George posted the other day on the deleterious effects of Twitter and various other technologies that shorten attention spans, deprive people of time to read books (and, you know, magazines), and otherwise lamented the torrent of infocrap flooding our in-boxes and slowly killing off serious, reasoned, deeply-reported journalism. Of course, he pissed off thin-skinned tech triumphalists everywhere, including Nick Bilton, the Times' "lead Bits blogger," which means I don't know what exactly. Bilton wrote:
Twitter is transforming the nature of news, the industry from which Mr. Packer reaps his paycheck. The news media are going through their most robust transformation since the dawn of the printing press, in large part due to the Internet and services like Twitter. After this metamorphosis takes place, everyone will benefit from the information moving swiftly around the globe.

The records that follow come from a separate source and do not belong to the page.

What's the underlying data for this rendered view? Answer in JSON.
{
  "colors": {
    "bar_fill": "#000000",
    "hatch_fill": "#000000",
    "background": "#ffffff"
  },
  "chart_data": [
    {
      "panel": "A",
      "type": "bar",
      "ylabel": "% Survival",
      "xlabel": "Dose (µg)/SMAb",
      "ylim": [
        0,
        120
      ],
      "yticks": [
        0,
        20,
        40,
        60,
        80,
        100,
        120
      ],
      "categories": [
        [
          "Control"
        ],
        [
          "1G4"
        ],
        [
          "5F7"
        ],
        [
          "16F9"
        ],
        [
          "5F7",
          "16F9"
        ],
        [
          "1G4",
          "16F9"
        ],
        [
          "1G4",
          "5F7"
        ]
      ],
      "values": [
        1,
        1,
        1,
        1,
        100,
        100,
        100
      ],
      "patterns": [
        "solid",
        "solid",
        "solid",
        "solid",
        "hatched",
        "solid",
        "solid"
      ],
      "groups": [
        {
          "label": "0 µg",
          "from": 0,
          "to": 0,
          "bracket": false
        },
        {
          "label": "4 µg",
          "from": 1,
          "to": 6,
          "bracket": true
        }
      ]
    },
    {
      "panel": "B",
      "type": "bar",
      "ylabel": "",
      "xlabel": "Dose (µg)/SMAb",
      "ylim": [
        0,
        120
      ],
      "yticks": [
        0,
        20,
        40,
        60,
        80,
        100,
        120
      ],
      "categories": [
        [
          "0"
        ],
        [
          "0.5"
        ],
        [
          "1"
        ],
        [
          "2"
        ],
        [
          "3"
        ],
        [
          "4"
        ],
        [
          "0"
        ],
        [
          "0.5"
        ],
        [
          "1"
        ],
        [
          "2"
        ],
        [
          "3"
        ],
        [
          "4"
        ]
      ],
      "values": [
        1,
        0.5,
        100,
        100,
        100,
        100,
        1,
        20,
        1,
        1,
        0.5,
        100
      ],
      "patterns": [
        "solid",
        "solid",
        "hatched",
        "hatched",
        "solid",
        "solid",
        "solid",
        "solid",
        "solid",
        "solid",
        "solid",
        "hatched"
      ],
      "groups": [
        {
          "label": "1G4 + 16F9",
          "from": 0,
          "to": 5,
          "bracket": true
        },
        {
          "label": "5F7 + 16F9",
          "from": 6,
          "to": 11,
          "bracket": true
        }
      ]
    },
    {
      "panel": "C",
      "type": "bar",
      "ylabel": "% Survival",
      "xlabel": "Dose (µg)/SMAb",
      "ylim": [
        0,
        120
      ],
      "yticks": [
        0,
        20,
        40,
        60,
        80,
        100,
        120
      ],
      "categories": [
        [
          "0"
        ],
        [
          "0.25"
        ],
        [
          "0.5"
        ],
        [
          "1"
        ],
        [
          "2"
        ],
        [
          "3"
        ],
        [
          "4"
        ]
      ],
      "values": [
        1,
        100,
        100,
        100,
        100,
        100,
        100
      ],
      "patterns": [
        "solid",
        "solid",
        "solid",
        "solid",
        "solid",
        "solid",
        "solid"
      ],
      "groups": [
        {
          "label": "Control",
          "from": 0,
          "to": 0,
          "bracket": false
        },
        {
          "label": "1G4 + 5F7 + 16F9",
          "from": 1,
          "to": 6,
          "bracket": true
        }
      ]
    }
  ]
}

Personally, I would rather see The Times use its limited resources to pay for a bigger Kabul bureau instead of funding "Bits blogging." In any case, Packer responded to Bilton yesterday:
Just about everyone I know complains about the same thing when they're being honest--including, maybe especially, people whose business is reading and writing. They mourn the loss of books and the loss of time for books. It's no less true of me, which is why I'm trying to place a few limits on the flood of information that I allow into my head.
George pointed to a recent discussion between the Atlantic's Michael
Kinsley and Marc Ambinder on Marc's reading habits as evidence that
books are going away:
Ambinder's day begins and ends with Twitter, and there's plenty of Twitter in between. No mention of books, except as vacation material via the Kindle. I'm sure Ambinder still reads books when he's not on vacation, but it didn't occur to him to include them in his account, and I'd guess that this is because they're not a central part of his reading life.
I too found it interesting that Marc didn't mention books much. I asked Marc about Packer's observation, and he wrote, "I read several hundred books a year, including Packer's books. I write thousands of words per day. And I organize my information stream around Twitter. So far as I know, I don't have a brain tumor and I do have a healthy social life."
Packer's generally right about Twitter (I use it mainly to steer people to longer pieces), but Marc isn't the best target; he's actually literate, and he actually reports -- and values reported, closely-edited journalism. If our business were filled with Ambinders, it would have a brighter future than it currently has. And it definitely needs more Packers. Biltons it already has in abundance.